From a brain cell to a cartoon
A real neuron in your head collects tiny electrical nudges from thousands of neighbors. When the total nudge crosses a threshold, it fires a spike down its wire; otherwise it stays quiet. That is the entire image early researchers borrowed — not the messy biochemistry, just the slogan *add up your inputs, and fire if the sum is big enough*. The artificial neuron is a deliberate cartoon of that slogan, and admitting it is a cartoon is the honest place to start.
This idea sits squarely in the tradition called connectionism: the bet that intelligence emerges not from hand-written rules but from many simple units wired together. It is the opposite philosophy to the symbolic AI of logic and explicit rules you met earlier on this ladder. Neither camp is the whole truth, but the neuron is connectionism's atom.
Weighted sum and bias
Give the neuron a handful of numbers as input — say the brightness of pixels, or the features of a house. Each input gets multiplied by its own weight, a number saying how much that input matters and in which direction. Add those products together and you have the weighted sum. A large positive weight says "pay attention to this input"; a negative weight says "this input pushes me the other way"; a weight near zero says "ignore it."
Then we add one more number that belongs to the neuron alone: the bias. It does not multiply any input; it simply shifts the whole sum up or down, setting how eager the neuron is to fire before any input arrives. Think of the weights as the *slope* of a decision and the bias as where you *plant* that decision along the number line. If you met linear regression earlier, you have already seen exactly this shape: weights times inputs plus an intercept.

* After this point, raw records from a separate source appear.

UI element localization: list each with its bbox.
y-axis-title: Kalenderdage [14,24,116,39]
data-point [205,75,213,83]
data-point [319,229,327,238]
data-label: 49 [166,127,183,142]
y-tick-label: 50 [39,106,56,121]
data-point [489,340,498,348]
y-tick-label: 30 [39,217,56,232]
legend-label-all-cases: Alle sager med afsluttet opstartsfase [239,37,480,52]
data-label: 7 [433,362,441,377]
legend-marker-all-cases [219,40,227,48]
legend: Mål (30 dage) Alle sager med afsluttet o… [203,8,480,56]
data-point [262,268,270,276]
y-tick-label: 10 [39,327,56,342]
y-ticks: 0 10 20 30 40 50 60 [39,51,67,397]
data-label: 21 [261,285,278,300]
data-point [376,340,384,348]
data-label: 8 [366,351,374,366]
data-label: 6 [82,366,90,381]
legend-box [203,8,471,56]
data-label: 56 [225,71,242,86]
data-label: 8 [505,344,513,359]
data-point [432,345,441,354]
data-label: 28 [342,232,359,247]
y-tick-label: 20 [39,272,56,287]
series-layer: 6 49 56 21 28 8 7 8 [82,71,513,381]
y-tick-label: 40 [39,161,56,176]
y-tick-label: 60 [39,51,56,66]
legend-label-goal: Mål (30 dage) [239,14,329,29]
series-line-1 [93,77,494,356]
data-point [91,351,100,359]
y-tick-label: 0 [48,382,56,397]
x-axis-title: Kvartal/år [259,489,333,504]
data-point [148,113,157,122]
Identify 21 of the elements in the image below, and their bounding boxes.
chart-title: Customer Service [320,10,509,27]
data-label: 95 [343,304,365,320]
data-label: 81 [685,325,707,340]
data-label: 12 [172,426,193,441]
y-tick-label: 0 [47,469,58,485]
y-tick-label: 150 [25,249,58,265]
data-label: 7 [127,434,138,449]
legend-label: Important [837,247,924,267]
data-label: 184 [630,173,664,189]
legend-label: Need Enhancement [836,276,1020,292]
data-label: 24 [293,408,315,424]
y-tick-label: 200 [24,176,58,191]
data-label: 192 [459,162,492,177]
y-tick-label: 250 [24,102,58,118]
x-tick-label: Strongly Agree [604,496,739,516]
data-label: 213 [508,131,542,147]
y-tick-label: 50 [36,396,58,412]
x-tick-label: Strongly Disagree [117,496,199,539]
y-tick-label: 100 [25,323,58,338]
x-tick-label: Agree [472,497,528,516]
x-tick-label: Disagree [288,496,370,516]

z = (w1*x1 + w2*x2 + ... + wn*xn) + b x = inputs (given to the neuron) w = weights (learned, one per input) b = bias (learned, one per neuron) z = the weighted sum, also called the 'pre-activation'
The activation: why we bend the line
So far the neuron is purely linear — a straight line, or a flat sheet in higher dimensions. The final step pushes the weighted sum z through an activation function, a fixed, non-linear curve. The earliest neurons used a hard step: fire 1 if z crosses zero, else 0. Smoother choices are now standard — the S-shaped sigmoid squashes any number into the range 0 to 1, while the wildly popular ReLU simply outputs z when positive and 0 otherwise.
Why bother bending the line at all? Because stacking linear steps on top of linear steps just gives you another line — a hundred straight layers collapse into a single straight one, learning nothing a single layer could not. The non-linear kink is what lets stacked neurons carve curved, intricate boundaries through data. The activation is the small ingredient that makes depth worth having.
Each activation has a personality. Sigmoid gives a clean probability-like output but saturates — far from zero its curve goes nearly flat, and a flat curve carries almost no gradient, a foreshadowing of the vanishing gradient trouble you will meet when training deep nets. ReLU stays steep for positive inputs and is cheap to compute, which is much of why deep learning took off. There is no single best choice; this is a small instance of the broader no-free-lunch truth.
The perceptron, and how it learns
Put a step activation on a single neuron and you have the perceptron, Frank Rosenblatt's 1958 machine and the first artificial neuron that could *learn its own weights*. The recipe is touchingly simple: show it an example, see whether it fires correctly, and if it is wrong, nudge each weight a little toward the right answer. Repeat over many examples and the weights drift into a setting that separates the two classes.
- Start with random (often zero) weights and bias.
- Take one labelled example, compute the weighted sum, apply the step to get a guess.
- If the guess matches the label, change nothing.
- If it is wrong, add (or subtract) a small multiple of the input to each weight, pushing toward the correct side.
- Loop over the data until it stops making mistakes (if it can).
This is your first taste of supervised learning: a label tells the unit what the answer should have been, and error drives the update. It is also a baby version of gradient descent — roll downhill on the mistakes — the same engine that, generalised through backpropagation, trains every modern network. The perceptron is not a quaint relic; it is the seed of the whole subject.
What one neuron cannot do
Honesty time. A single neuron draws exactly one straight boundary — a line in 2D, a flat plane in higher dimensions. It can split apples from oranges only when a straight cut suffices. Classic counterexample: the XOR pattern, where you must say yes when exactly one of two inputs is on. No straight line separates those four points, and so no single neuron, however cleverly trained, can ever learn XOR.
Here is the payoff and the cliffhanger. Wire several neurons side by side into a layer, then feed one layer into the next, and the straight cuts combine into bent, folded regions that *can* solve XOR and far harder problems — a multilayer perceptron. A famous result, the universal approximation theorem, even promises that a big enough layer can approximate essentially any reasonable function.
Read that promise carefully, though. The theorem says a suitable network *exists*; it never says training will find it, how big it must be, or that it will generalise to new data. Existence is not a recipe. That honest gap — between what is possible and what is learnable — is exactly the territory the rest of this rung will explore, one neuron at a time.